For sixteen-year-old Geth Montego, zero o'clock begins on March 12, 2020. By June, she wonders if it will ever end.
An insightful, eye-opening, and inventive story. C.J. Farley has penned a novel that sheds an important light on real issues facing young people today.
--Angie Thomas, author of The Hate U Give
Zero O'Clock is a beautiful and timely YA novel that is both heartbreaking and whip smart, a glimpse into the world of virtual friendship, classrooms, and pop stardom.
--Jeanne McWilliams Blasberg, author of The Nine
Thoughtful, provocative, and pounding with the fast-paced beat of a sharp-witted adolescent mind, Zero O'Clock is the story of a Jamaican-American teen girl at the early epicenter of the COVID-19 pandemic in New Rochelle, New York. C.J. Farley has created an irresistible heroine in Geth Montego. Simmering with justifiable anger at everything from the cancellation of her senior prom to racial injustices and police brutality, Geth manages to overcome grief, anxiety, and confusion to discover a new sense of herself and her ability to create change.
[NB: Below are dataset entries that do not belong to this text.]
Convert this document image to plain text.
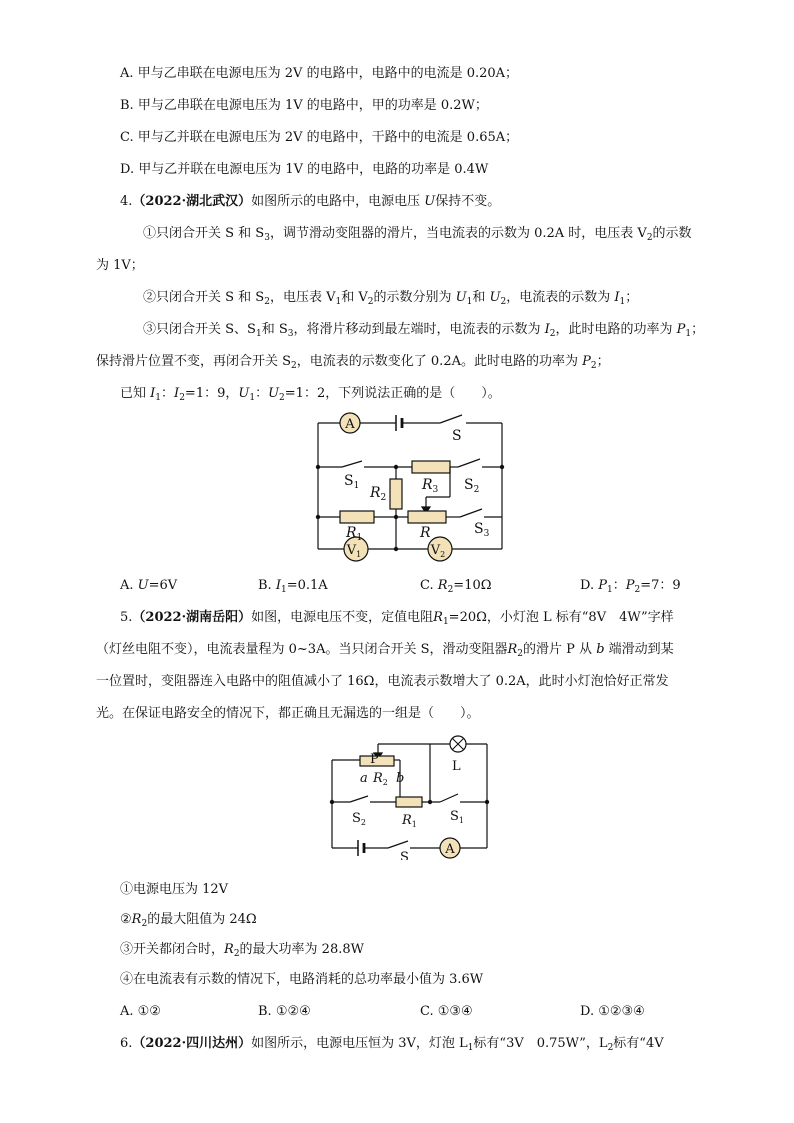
A. 甲与乙串联在电源电压为 2V 的电路中，电路中的电流是 0.20A；
B. 甲与乙串联在电源电压为 1V 的电路中，甲的功率是 0.2W；
C. 甲与乙并联在电源电压为 2V 的电路中，干路中的电流是 0.65A；
D. 甲与乙并联在电源电压为 1V 的电路中，电路的功率是 0.4W
4.（2022·湖北武汉）如图所示的电路中，电源电压 U保持不变。
①只闭合开关 S 和 $S_3$，调节滑动变阻器的滑片，当电流表的示数为 0.2A 时，电压表 $V_2$的示数
为 1V；
②只闭合开关 S 和 $S_2$，电压表 $V_1$和 $V_2$的示数分别为 $U_1$和 $U_2$，电流表的示数为 $I_1$；
③只闭合开关 S、$S_1$和 $S_3$，将滑片移动到最左端时，电流表的示数为 $I_2$，此时电路的功率为 $P_1$；
保持滑片位置不变，再闭合开关 $S_2$，电流表的示数变化了 0.2A。此时电路的功率为 $P_2$；
已知 $I_1$：$I_2=1$：9，$U_1$：$U_2=1$：2，下列说法正确的是（　　）。
A
$V_1$	$V_2$
S
$S_1$ $R_2$
$R_3$ $S_2$
$R_1$	R	$S_3$
A. U=6V	B. $I_1=0.1A$	C. $R_2=10\Omega$	D. $P_1$：$P_2=7$：9
5.（2022·湖南岳阳）如图，电源电压不变，定值电阻$R_1=20\Omega$，小灯泡 L 标有“8V　4W”字样
（灯丝电阻不变），电流表量程为 0~3A。当只闭合开关 S，滑动变阻器$R_2$的滑片 P 从 b 端滑动到某
一位置时，变阻器连入电路中的阻值减小了 16Ω，电流表示数增大了 0.2A，此时小灯泡恰好正常发
光。在保证电路安全的情况下，都正确且无漏选的一组是（　　）。
A
P	L
a $R_2$ b
$S_2$	$R_1$
$S_1$
S
①电源电压为 12V
$②R_2$的最大阻值为 24Ω
③开关都闭合时，$R_2$的最大功率为 28.8W
④在电流表有示数的情况下，电路消耗的总功率最小值为 3.6W
A. ①②	B. ①②④	C. ①③④	D. ①②③④
6.（2022·四川达州）如图所示，电源电压恒为 3V，灯泡 $L_1$标有“3V　0.75W”，$L_2$标有“4V
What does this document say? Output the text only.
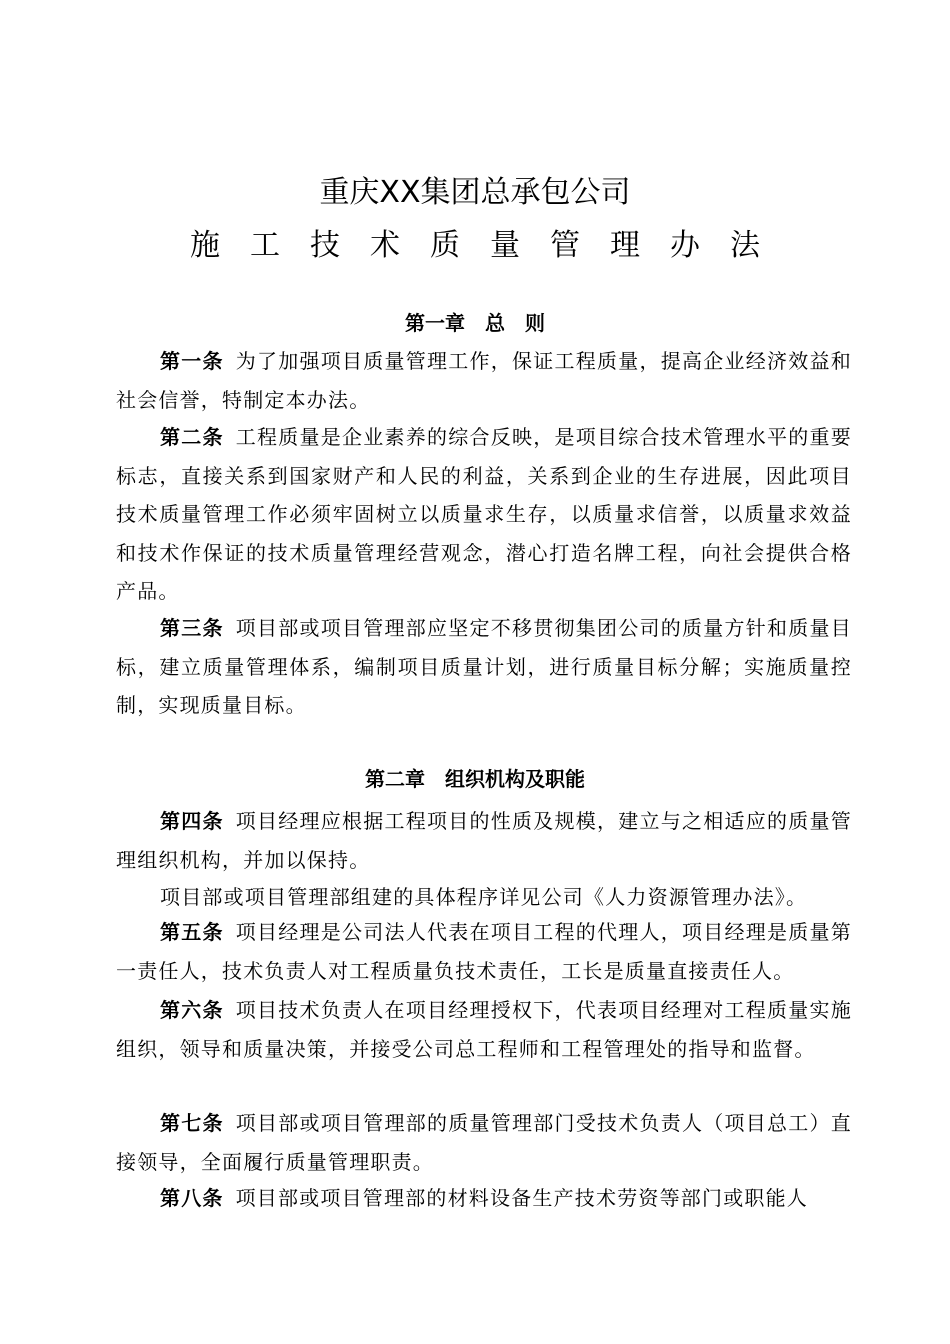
重庆XX集团总承包公司
施工技术质量管理办法
第一章　总　则

第一条 为了加强项目质量管理工作，保证工程质量，提高企业经济效益和社会信誉，特制定本办法。

第二条 工程质量是企业素养的综合反映，是项目综合技术管理水平的重要标志，直接关系到国家财产和人民的利益，关系到企业的生存进展，因此项目技术质量管理工作必须牢固树立以质量求生存，以质量求信誉，以质量求效益和技术作保证的技术质量管理经营观念，潜心打造名牌工程，向社会提供合格产品。

第三条 项目部或项目管理部应坚定不移贯彻集团公司的质量方针和质量目标，建立质量管理体系，编制项目质量计划，进行质量目标分解；实施质量控制，实现质量目标。

第二章　组织机构及职能

第四条 项目经理应根据工程项目的性质及规模，建立与之相适应的质量管理组织机构，并加以保持。

项目部或项目管理部组建的具体程序详见公司《人力资源管理办法》。

第五条 项目经理是公司法人代表在项目工程的代理人，项目经理是质量第一责任人，技术负责人对工程质量负技术责任，工长是质量直接责任人。

第六条 项目技术负责人在项目经理授权下，代表项目经理对工程质量实施组织，领导和质量决策，并接受公司总工程师和工程管理处的指导和监督。

第七条 项目部或项目管理部的质量管理部门受技术负责人（项目总工）直接领导，全面履行质量管理职责。

第八条 项目部或项目管理部的材料设备生产技术劳资等部门或职能人
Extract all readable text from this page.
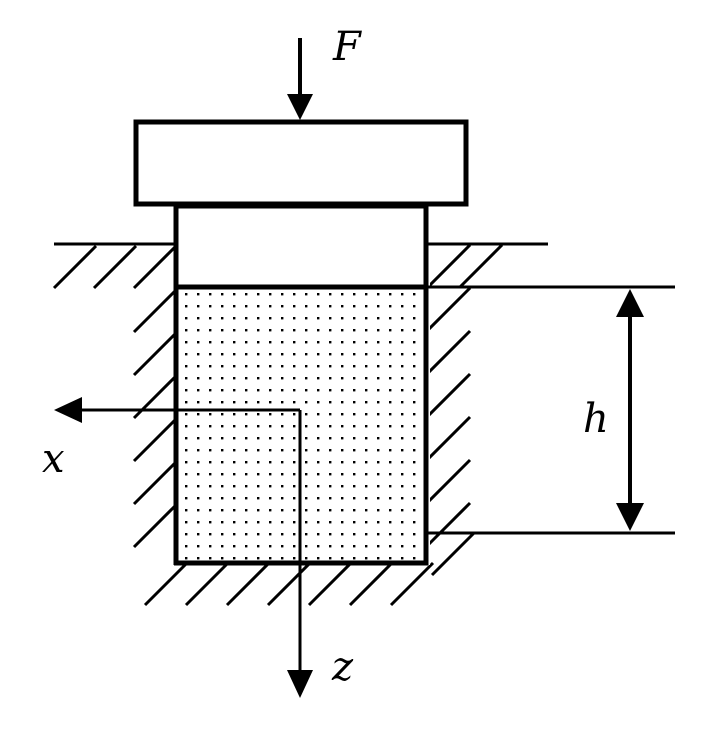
h
F
x
z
--Karen Dukess, author of The Last Book Party
Zero O'Clock seems to have a direct line into the mindset of a modern teenager. I enjoyed it immensely!
--Alex Wheatle, author of Cane Warriors
In early March 2020 in New Rochelle, New York, teen Geth Montego is fumbling with the present and uncertain about her future. She only has three friends: her best friend Tovah, who's been acting weird ever since they started applying to the same colleges; Diego, who she wants to ask to prom, but if she does it could ruin everything; and then there's the K-pop band BTS. She's never actually met any of them, but she's pretty sure each member of the group would step up to be her BFF if she ever really needed them.
Then, she really needs them. Geth's small city becomes ground zero of the COVID-19 pandemic as one of the first US containment zones. In the span of three chaotic and relentless months--as her community is upended by the virus and the onset of Black Lives Matter protests--Geth faces a choice and a question: Is she willing to risk everything to fight for her beliefs? And if so, what exactly does she believe in?
With microscopic detail, bountiful empathy, and--somehow--laugh-out-loud humor, C.J. Farley breathlessly captures a moment in time no teenagers who experienced it will soon forget: Every day felt like a fight for our humanity, and some new truths were impossible to believe.